Is Microscopy Dead? by mol smith July 2013                 {PAGE 1}

With so many youngsters being given iPads, Wiis, Xboxes, iPhones, Game Boys, Nintendos, and other fantastic gadgets, is it likely that microscopy as a learning and recreational past-time for future generations is doomed? Maybe! It depends on people already enjoying what microscopy study brings to them to present the subject in more varied and interesting ways to the new generations. If you were born in the forties or fifties, you barely had the start of TV. It was far easier for us to become engaged in chemistry sets, crystal radios, valves, circuit boards astronomy, and microscopy - just to name a few fascinating areas where we could 'play' and learn at the same time. Today, hardly any schools (in the UK) have microscopes.



SILK WORM (LARVA)



Horse-fly Head

And whereas a young person quickly learns the intricacies of computer based devices, he or she soon gives up if presented with a microscope without guidance and encouragement. Films like Jurassic Park have worked well from a fictional perspective to explode youth interest in what are just really dusty stone fossils sitting in museum halls around the world. But imaginations are sparked, cross-over interest emerges, and the youth benefit. Alas, Mr. Spielberg with all his mighty talent, has missed the most evocative alien world of all: namely that one inside a garden pond, or on any kitchen surface. Had any imaginative film maker or story-teller tapped into the extraordinary creations just outside of un-aided sight, I am certain microscopes would be finding their way into millions of homes, and microscopy subjects would be appearing in computer games and on tee-shirts faster than a flagellate could 'flick' its flagella.

Are we the last? Are we, the older, the people who started life before computers for the masses, solid state electronics, moon walks, memory sticks, and social impoliteness as the norm; are we - the slowly late-life ageing few - the last small-world observers and custodians of microscopy walking the planet. Are we the final legacy of a great Victorian era? If so, then you and I are like brothers and sisters. We are the ones who kept alive (still keep alive) an extraordinary facet of human endeavour which can be practiced by anyone relatively cheaply and completely engaging without the need of electronic whiz-bangs or expensive travel.

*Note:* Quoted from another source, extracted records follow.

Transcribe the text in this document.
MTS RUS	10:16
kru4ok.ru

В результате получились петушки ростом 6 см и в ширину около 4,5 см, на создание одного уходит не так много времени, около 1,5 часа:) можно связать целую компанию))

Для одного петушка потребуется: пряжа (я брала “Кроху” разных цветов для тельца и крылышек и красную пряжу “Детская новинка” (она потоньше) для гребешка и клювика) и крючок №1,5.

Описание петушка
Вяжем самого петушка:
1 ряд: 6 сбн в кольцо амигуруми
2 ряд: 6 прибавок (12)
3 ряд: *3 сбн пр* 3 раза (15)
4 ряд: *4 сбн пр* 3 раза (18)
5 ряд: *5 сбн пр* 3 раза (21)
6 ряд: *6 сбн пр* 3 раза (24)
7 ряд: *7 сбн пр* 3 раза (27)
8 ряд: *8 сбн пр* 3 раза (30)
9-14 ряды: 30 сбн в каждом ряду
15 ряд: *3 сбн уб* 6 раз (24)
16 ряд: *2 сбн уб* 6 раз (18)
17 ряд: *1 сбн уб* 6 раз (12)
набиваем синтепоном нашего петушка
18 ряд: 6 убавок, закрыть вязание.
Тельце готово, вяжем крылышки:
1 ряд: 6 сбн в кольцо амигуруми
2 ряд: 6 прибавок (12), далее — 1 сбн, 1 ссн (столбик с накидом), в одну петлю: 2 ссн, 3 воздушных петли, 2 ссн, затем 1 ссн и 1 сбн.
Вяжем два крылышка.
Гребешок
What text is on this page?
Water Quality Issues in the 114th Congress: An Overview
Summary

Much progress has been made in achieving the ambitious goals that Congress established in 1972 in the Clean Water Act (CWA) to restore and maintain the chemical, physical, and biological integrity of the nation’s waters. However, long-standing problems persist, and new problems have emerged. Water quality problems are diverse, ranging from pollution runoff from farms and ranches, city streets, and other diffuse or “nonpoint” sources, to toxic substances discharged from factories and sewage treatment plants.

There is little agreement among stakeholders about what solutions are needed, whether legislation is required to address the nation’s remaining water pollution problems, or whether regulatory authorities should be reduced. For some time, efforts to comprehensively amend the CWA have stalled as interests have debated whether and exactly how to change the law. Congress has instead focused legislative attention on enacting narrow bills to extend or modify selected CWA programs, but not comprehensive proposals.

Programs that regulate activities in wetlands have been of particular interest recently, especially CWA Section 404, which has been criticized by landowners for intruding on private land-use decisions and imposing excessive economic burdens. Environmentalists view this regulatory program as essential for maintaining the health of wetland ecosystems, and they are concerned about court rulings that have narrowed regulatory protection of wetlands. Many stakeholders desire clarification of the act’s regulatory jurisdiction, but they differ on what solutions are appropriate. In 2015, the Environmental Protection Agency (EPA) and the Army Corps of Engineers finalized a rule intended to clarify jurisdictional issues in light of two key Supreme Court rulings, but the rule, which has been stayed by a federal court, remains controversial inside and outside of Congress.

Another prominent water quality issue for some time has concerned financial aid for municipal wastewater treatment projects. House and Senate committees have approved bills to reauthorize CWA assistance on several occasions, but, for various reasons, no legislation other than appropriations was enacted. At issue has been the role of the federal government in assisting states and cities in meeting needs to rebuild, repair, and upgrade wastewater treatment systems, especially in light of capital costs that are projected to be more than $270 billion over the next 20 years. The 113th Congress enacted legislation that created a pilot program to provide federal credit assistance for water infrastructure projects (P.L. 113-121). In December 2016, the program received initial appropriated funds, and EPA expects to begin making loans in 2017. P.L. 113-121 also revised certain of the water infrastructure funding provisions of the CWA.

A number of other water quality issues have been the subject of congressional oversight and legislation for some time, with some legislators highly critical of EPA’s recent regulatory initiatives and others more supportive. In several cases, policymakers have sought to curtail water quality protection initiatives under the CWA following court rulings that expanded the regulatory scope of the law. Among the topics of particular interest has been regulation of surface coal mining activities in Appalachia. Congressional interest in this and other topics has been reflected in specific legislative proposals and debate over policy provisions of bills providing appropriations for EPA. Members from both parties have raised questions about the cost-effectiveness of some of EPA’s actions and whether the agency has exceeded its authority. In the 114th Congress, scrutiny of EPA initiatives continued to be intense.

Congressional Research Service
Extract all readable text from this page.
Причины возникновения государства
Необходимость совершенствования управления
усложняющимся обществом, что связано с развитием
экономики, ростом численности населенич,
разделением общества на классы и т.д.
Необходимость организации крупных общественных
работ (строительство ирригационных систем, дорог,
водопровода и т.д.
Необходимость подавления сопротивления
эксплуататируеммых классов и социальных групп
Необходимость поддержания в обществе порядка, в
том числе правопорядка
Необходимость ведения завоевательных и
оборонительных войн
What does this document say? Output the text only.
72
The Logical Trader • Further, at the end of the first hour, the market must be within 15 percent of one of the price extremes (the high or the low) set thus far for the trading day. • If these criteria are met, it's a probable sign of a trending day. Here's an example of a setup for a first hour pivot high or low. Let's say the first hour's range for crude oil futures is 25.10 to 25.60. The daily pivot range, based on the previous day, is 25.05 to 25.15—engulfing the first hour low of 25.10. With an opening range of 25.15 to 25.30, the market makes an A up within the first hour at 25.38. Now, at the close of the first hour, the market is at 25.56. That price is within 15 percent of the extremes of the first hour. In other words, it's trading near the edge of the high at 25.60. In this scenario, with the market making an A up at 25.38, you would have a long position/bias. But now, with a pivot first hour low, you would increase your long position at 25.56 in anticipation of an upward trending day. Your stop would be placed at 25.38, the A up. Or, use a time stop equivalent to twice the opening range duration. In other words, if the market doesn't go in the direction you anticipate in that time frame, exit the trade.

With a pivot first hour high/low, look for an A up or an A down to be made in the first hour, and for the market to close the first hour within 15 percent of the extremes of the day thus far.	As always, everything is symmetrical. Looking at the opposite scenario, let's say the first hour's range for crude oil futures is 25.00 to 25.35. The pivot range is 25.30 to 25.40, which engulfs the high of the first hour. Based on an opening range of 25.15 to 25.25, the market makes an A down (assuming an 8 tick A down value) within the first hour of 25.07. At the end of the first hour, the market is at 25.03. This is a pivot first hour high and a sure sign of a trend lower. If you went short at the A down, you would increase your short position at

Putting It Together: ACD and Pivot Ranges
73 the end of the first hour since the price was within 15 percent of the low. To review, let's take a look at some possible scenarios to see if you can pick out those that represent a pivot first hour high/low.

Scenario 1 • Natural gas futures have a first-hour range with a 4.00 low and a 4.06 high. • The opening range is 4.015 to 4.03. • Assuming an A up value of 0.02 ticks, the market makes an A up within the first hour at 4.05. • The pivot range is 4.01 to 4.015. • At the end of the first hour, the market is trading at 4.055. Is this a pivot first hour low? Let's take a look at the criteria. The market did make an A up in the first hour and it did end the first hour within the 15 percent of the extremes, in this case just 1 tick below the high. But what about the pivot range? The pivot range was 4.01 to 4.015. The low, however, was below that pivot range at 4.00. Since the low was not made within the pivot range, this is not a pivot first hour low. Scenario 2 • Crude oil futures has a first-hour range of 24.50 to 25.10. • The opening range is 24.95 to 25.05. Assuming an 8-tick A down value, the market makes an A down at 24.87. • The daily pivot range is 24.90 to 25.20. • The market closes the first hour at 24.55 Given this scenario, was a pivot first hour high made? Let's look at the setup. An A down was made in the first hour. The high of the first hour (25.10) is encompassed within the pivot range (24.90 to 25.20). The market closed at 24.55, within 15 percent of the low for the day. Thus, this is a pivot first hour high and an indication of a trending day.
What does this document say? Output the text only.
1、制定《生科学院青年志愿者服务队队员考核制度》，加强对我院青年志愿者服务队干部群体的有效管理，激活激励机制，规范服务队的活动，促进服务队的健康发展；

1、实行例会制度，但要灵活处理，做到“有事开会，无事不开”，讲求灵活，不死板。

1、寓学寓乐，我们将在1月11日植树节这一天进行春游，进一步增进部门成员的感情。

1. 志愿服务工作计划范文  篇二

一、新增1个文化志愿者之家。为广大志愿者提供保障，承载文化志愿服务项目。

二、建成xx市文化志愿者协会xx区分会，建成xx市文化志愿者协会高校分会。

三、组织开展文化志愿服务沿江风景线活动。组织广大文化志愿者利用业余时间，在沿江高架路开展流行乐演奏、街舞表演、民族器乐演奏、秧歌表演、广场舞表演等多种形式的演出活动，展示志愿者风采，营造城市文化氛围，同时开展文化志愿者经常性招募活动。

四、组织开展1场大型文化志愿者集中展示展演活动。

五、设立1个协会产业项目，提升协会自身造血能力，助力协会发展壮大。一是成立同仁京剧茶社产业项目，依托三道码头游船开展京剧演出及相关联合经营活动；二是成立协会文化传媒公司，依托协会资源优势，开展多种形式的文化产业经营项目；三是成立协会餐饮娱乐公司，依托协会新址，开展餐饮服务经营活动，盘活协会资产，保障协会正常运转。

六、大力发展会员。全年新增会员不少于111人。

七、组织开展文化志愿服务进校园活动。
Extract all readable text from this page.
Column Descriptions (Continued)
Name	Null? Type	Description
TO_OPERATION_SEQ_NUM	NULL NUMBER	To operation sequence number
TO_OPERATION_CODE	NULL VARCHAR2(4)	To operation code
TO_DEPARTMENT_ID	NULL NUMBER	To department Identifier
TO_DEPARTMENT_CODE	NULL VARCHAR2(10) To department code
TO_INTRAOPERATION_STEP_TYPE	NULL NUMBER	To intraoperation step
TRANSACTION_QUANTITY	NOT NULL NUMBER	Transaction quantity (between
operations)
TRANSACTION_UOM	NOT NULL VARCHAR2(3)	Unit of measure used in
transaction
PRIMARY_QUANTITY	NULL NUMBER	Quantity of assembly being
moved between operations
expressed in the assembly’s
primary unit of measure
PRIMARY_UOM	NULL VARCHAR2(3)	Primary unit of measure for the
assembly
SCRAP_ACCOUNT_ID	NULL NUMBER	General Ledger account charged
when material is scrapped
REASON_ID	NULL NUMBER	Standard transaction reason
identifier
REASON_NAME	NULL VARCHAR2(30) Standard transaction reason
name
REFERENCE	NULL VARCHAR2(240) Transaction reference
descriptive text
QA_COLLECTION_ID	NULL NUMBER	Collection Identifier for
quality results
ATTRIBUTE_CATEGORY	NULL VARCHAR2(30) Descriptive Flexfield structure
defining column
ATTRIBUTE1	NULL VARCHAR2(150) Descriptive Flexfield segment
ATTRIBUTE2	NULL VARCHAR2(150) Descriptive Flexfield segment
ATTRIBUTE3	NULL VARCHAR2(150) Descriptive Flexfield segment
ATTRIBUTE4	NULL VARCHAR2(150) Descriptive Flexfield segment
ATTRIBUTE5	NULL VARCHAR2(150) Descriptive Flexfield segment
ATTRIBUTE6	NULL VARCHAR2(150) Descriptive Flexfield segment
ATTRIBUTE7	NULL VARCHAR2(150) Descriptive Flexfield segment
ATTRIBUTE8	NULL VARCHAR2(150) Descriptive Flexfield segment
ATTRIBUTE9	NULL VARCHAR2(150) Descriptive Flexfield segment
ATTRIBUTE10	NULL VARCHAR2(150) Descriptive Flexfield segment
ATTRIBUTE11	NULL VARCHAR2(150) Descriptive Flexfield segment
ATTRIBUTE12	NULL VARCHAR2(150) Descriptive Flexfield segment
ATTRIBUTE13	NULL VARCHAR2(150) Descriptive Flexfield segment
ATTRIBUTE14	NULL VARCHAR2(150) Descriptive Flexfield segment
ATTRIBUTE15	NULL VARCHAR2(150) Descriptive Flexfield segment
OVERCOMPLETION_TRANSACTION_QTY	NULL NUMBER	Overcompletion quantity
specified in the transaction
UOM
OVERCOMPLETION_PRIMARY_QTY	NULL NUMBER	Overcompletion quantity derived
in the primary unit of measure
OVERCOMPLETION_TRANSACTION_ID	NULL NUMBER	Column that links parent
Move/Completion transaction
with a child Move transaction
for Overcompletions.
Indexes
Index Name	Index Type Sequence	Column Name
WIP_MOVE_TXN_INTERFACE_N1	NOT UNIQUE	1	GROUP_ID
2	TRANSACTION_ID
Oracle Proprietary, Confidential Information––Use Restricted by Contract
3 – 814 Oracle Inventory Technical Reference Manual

I, for one, would love to see future generations discover the singular pleasure of fetching some water from a garden pond, putting it under a microscope and marvelling at the way life penetrates tiny space and the way it creates worlds within worlds. At its most basic level microscopy may not teach one a lot of science to use in life but it can certainly make you wonder more about our own limited existence.